American mathematician (1865–1947)

Benjamin Franklin Finkel (July 5, 1865 – February 5, 1947) was a mathematician and educator most remembered today as the founder of the American Mathematical Monthly magazine.
== Life ==
Born in Fairfield County, Ohio and educated in small country schools, Finkel received both bachelor's and master's degrees from Ohio Northern University, then known as Ohio Normal University (1888 and 1891, respectively).

In 1888 he copyrighted A Mathematical Solution Book. The purpose of the book was to provide mathematics teachers a text utilizing a systematic method of problem solving, "The Step Method", representing a chain of reasoning, in logical order, to arrive at the correct result. The first edition was postponed until 1893, due to financial problems of the original publisher. The book's preface stated that the work was based upon eight years of teaching in the public schools. Following editions were published in 1897, 1899 and 1902.
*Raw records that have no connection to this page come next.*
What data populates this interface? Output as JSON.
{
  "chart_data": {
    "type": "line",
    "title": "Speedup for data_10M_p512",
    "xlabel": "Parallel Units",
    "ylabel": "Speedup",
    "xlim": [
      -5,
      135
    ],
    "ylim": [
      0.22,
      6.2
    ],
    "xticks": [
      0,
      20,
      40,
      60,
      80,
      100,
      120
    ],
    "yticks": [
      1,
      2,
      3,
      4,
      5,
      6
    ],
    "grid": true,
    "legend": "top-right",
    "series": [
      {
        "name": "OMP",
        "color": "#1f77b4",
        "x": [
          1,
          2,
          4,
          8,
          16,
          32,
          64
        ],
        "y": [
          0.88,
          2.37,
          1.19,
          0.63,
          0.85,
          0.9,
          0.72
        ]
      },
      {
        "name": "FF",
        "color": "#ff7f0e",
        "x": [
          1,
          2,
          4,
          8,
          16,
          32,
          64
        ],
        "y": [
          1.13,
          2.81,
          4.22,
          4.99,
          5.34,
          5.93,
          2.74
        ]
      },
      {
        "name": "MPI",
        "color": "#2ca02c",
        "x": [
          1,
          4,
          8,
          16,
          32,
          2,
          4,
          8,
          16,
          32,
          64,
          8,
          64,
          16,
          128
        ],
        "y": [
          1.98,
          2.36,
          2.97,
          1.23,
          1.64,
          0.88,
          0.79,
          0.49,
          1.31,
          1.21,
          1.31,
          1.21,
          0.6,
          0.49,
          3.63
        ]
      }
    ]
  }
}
In 1895 he became professor of mathematics and physics at Drury University, then known as Drury College. He was a University Scholar in Mathematics at the University of Chicago from 1895–1896. In 1906 he was awarded a doctorate from the University of Pennsylvania, where he had earlier earned an additional master's degree in 1904 and a Harrison fellow appointment in 1905.

He was a member of the American Mathematical Society, 1891; the London Mathematical Society, 1898; and Circolo Matematico di Palermo, 1902. He retained his professorship at Drury College until his death in 1947.